La mitopoiesi, come indica molto chiaramente l’etimologia composita del termine, è il fare mito: l’inesorabile tendenza umana a creare delle storie, a dare delle risposte a domande irrisolvibili attraverso la narrazione. La mitopoiesi familiare è ugualmente “un vizio” umano: impossibile resistere alla tentazione di costruire, almeno in parte, la propria personalità e il proprio destino, a partire dai miti, dalle storie, più o meno vere, dei nostri familiari. In questo modo, le nostre origini, come quelle del mondo, si compongono di personaggi fortemente connotati o di aneddoti particolarmente significativi e adatti a illustrare le ragioni della peculiarità di ognuno. Francesca Farina parte da questa istanza condivisa per giungere alla creazione di un’opera enorme: qui la mitopoiesi familiare, infatti, non solo si ispira ai grandi classici della mitologia, ma vi si inscrive a partire da uno studio forsennato delle origini, di quelle del suo territorio e della sua schiatta.

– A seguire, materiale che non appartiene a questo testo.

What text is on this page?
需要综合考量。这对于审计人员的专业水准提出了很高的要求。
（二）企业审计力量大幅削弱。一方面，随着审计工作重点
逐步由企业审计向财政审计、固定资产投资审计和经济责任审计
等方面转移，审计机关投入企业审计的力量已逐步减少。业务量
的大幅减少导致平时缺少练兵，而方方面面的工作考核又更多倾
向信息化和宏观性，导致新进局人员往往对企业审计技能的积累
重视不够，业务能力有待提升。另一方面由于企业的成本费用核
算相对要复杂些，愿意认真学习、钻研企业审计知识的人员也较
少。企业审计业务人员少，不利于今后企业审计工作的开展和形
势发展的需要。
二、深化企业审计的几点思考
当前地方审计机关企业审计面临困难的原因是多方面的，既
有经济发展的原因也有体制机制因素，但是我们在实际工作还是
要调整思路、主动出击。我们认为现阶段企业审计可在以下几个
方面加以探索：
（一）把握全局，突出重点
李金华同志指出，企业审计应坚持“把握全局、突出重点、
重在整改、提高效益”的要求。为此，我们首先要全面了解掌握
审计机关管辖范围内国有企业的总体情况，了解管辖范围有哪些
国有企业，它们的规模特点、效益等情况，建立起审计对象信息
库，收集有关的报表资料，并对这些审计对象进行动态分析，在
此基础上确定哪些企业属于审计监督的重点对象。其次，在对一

Il testo si compone, infatti, di ventotto capitoli: diciotto nella parte prima e dieci nella seconda, che si concentra sui ritratti familiari. A essere colpiti prima di tutto, quindi, è la mole di conoscenze messe in campo per un’opera che inizia, come da manuale, con il racconto del mito fondatore secondo cui le “virtù ferine” degli abitanti derivavano dal fatto che “il Paese fosse nato dal sangue o dagli amori di una cerva”. Mentre coloro che avevano il potere, i Barones: “ritenevano di essere discesi da una dea, forse dalla carne della stessa Medusa, prima che Perseo ne celebrasse lo scempio”.

Poi, desta l’attenzione l’ordine composto, ma fluente con il quale Farina descrive i luoghi degli Iliensi, a cominciare dal “Paese dell’eterno lutto”: tale punto di vista potrebbe definirsi geografico, nel senso che l’autrice si muove a partire da coordinate invisibili quanto chiare per costruire le sezioni narrative e raccontare gli spazi, la luce e poi i personaggi di questa storia mastodontica.

Infatti, questo stesso ordine domina anche la descrizione dei protagonisti della seconda parte del testo: “la zia Enne tornava dunque a rifugiarsi nel suo angolo, accanto al caminetto […] Si sistemava l’ampio fazzoletto sulla sommità del capo, ne raccoglieva abilmente le cocche stringendole sotto il mento, e, tratta da una tasca la corona del rosario, cominciava una nascosta litania di preghiere”.

Casa di morti (Bertoni Editore, pp. 391) incontra l’interesse delle lettrici e dei lettori appassionati di Storia e di storie, perché in questo sforzo consistente che Farina ha fatto per la creazione del testo è riuscita a combinare un punto di vista particolare, nella seconda parte, con una narrazione che ha ambizioni più universali nella prima parte.

Probabilmente la nota più importante di quest’opera è di carattere politico: chi dedica anni di studio per ricomporre il passato di un popolo vinto? Gli Iliensi, cioè la gente originaria protagonista del testo, abitanti della Sardegna dal II millennio a.C., furono costretti ad abbandonare le proprie terre, prima con l’invasione cartaginese e poi quella romana. Farina non solo ha dato voce a una mitopoiesi familiare, ma alla storia di un popolo, a partire dall’elemento fantastico.